According to reports from the World Health organization (WHO), bleaching is fast-becoming a problem especially in Africa where it is seen as the norm.
The report indicates that Nigeria leads the pack with 77% of its women bleaching; Togo comes second with 59% while third-placed Senegal has 37% of its women bleaching. Men from these countries account for less than 10% but they are fast-embracing the practice and are doing it though not as openly as women. The BBC also reported that 33% of women in South Africa and 25% in Mali practice skin bleaching.
In the West, black women including Lil Kim, a popular rapper, confirmed to have bleached her skin while Azaelia Banks is a spokesmodel for a skin lightening cream known as “Whitenicious.”
Women Do, But Men Are Catching Up!
Although men don’t bleach as much as women, the number of men using skin-lightening products is on the rise.
Michael Jackson is the most-recognized face when it comes to bleaching in men. At his time, it was unacceptable and he faced ridicule from the society.
However, nowadays men do it and are not ashamed to say so. Vybz Kartel, a famous Jamaican dancehall artist and songwriter underwent skin lightening treatment that saw more men also doing it.
Another celebrity that also bleached his skin was Sammy Sosa, a retired American baseball player.
In Congo, Africa, many men are into skin bleaching and they will openly purchase the products without fear of ridicule or intimidation.
Like women, most men said they use skin lightening creams so as to look more beautiful (in this case handsome) and attract ladies. Others say that their careers influenced them to do this as light skin was viewed as better than darker skin.
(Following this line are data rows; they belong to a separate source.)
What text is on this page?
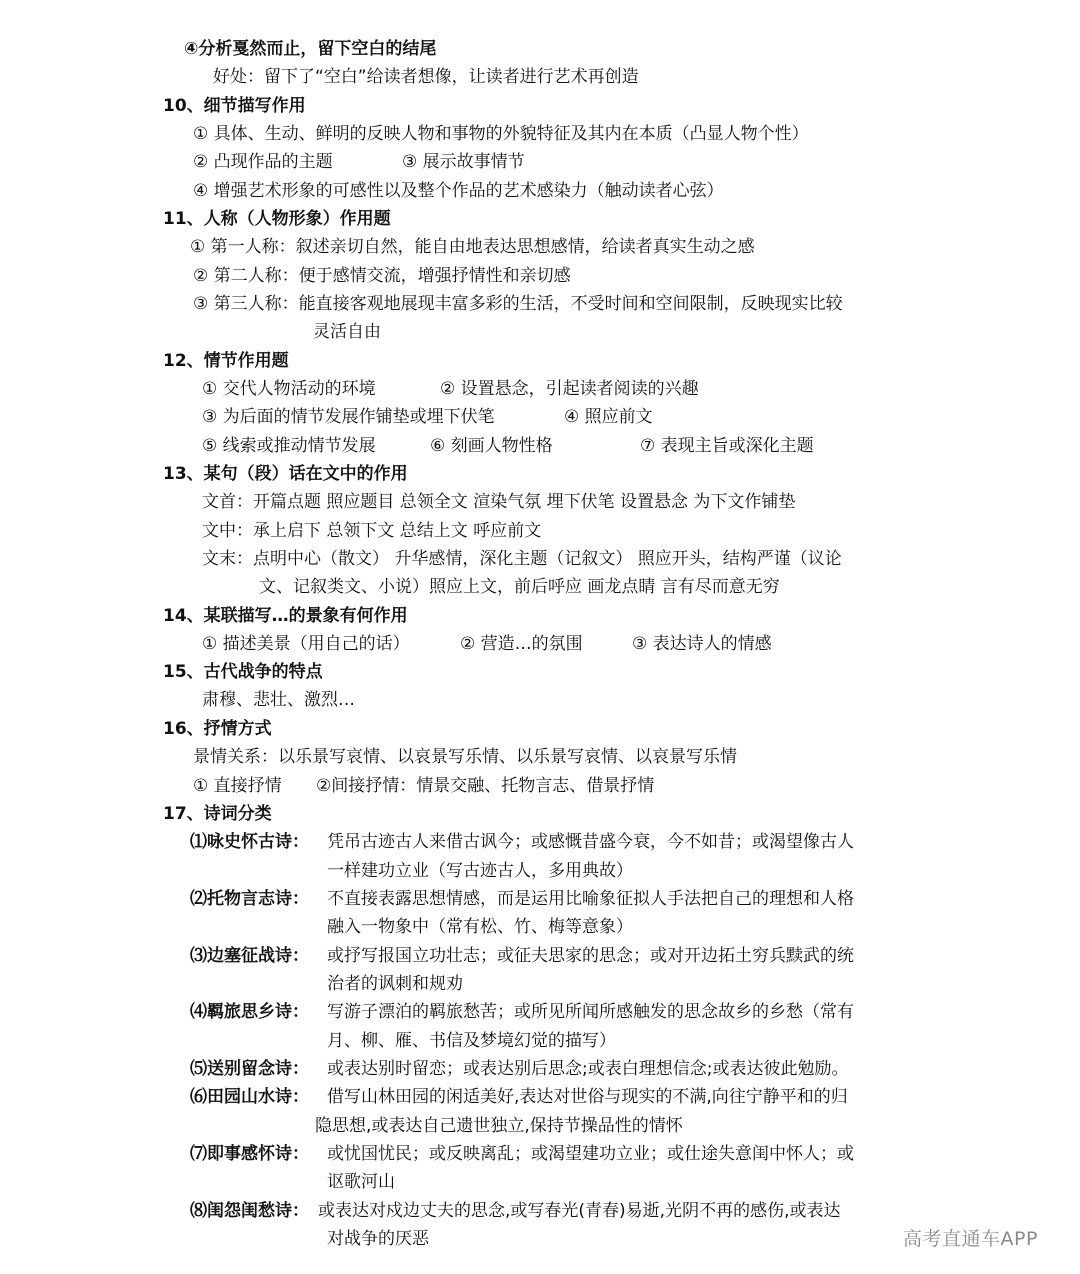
④分析戛然而止，留下空白的结尾
好处：留下了“空白”给读者想像，让读者进行艺术再创造
10、细节描写作用
① 具体、生动、鲜明的反映人物和事物的外貌特征及其内在本质（凸显人物个性）
② 凸现作品的主题	③ 展示故事情节
④ 增强艺术形象的可感性以及整个作品的艺术感染力（触动读者心弦）
11、人称（人物形象）作用题
① 第一人称：叙述亲切自然，能自由地表达思想感情，给读者真实生动之感
② 第二人称：便于感情交流，增强抒情性和亲切感
③ 第三人称：能直接客观地展现丰富多彩的生活，不受时间和空间限制，反映现实比较
灵活自由
12、情节作用题
① 交代人物活动的环境	② 设置悬念，引起读者阅读的兴趣
③ 为后面的情节发展作铺垫或埋下伏笔	④ 照应前文
⑤ 线索或推动情节发展	⑥ 刻画人物性格	⑦ 表现主旨或深化主题
13、某句（段）话在文中的作用
文首：开篇点题 照应题目 总领全文 渲染气氛 埋下伏笔 设置悬念 为下文作铺垫
文中：承上启下 总领下文 总结上文 呼应前文
文末：点明中心（散文） 升华感情，深化主题（记叙文） 照应开头，结构严谨（议论
文、记叙类文、小说）照应上文，前后呼应 画龙点睛 言有尽而意无穷
14、某联描写…的景象有何作用
① 描述美景（用自己的话）	② 营造…的氛围	③ 表达诗人的情感
15、古代战争的特点
肃穆、悲壮、激烈…
16、抒情方式
景情关系：以乐景写哀情、以哀景写乐情、以乐景写哀情、以哀景写乐情
① 直接抒情 ②间接抒情：情景交融、托物言志、借景抒情
17、诗词分类
⑴咏史怀古诗： 凭吊古迹古人来借古讽今；或感慨昔盛今衰，今不如昔；或渴望像古人
一样建功立业（写古迹古人，多用典故）
⑵托物言志诗： 不直接表露思想情感，而是运用比喻象征拟人手法把自己的理想和人格
融入一物象中（常有松、竹、梅等意象）
⑶边塞征战诗： 或抒写报国立功壮志；或征夫思家的思念；或对开边拓土穷兵黩武的统
治者的讽刺和规劝
⑷羁旅思乡诗： 写游子漂泊的羁旅愁苦；或所见所闻所感触发的思念故乡的乡愁（常有
月、柳、雁、书信及梦境幻觉的描写）
⑸送别留念诗： 或表达别时留恋；或表达别后思念;或表白理想信念;或表达彼此勉励。
⑹田园山水诗： 借写山林田园的闲适美好,表达对世俗与现实的不满,向往宁静平和的归
隐思想,或表达自己遗世独立,保持节操品性的情怀
⑺即事感怀诗： 或忧国忧民；或反映离乱；或渴望建功立业；或仕途失意闺中怀人；或
讴歌河山
⑻闺怨闺愁诗： 或表达对戍边丈夫的思念,或写春光(青春)易逝,光阴不再的感伤,或表达
对战争的厌恶	高考直通车APP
This is evident in the film, modeling, and entertainment industries. The rising cases of diseases attributed to using bleaching products have seen governments banning the importation of these skin lightening creams.
Products containing hydroquinone and mercury have been banned in the US, Europe, Asia and in some African countries. Recent bans occurred in Ghana and Ivory Coast as they step-up the war against illegal skin bleaching products.
Although women bleach more than men, there is a rise in number of men embracing skin bleaching.